A dark avenue of thought in noir lighting is where my mind wanders,
Quickly past the pawnshop where I sold all my dreams.
I don't wave as I pass, cannot look in those dirty windows.
Afraid that one of them will see me and tell the others.
I shouldn't have worried; they saw me anyway.
I hurry by,
Their fists bang on bullet proof glass; muffled pleas and wailing, echo, echo, echo.
My cigarette stays unlit in my hand beneath a flickering streetlight.
I catch my breath across from that diner.
Nostalgia crawls under my skin as I watch myself laugh and laugh inside.
That corner booth with endless coffee, the owner's tired frown, the careless disregard for time
The world being ours, ours, ours.
I almost go in.
I don't.
My cigarette lights with a breath of sharp bitterness, a party trick well learned.
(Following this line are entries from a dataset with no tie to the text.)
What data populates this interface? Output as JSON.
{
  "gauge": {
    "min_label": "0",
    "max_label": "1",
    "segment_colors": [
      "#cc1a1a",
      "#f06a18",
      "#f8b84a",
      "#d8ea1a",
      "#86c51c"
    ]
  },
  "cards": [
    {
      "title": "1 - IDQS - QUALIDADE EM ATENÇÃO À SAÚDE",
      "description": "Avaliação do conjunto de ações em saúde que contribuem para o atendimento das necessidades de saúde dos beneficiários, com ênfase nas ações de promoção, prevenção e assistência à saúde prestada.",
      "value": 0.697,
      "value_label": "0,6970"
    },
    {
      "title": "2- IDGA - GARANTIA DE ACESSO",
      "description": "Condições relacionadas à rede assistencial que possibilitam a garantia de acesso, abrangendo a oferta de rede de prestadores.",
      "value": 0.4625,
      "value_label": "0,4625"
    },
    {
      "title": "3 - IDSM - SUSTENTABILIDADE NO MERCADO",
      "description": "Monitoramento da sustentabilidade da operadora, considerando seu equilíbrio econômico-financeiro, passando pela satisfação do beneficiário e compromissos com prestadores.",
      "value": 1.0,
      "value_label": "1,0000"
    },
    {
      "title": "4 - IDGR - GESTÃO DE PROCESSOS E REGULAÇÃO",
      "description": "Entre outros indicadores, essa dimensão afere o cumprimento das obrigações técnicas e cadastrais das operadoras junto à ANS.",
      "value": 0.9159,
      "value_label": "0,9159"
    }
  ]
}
When did it get so dark on this street?
Shadows cast by drifting doubts, heavy with rain, creep along the sidewalk.
I make it to the intersection, still closed for repair.
Equipment stationed like sentinels,
Imposing but impotent and stuck with rust.
I inhale the sweet burning smoke,
Angry red warmth lights the moody caution tape and road cones and the 'DO NOT ENTER' sign.
I can feel my fingertips again; not yet
Not yet
Not yet having faded to a ghost in these dark streets.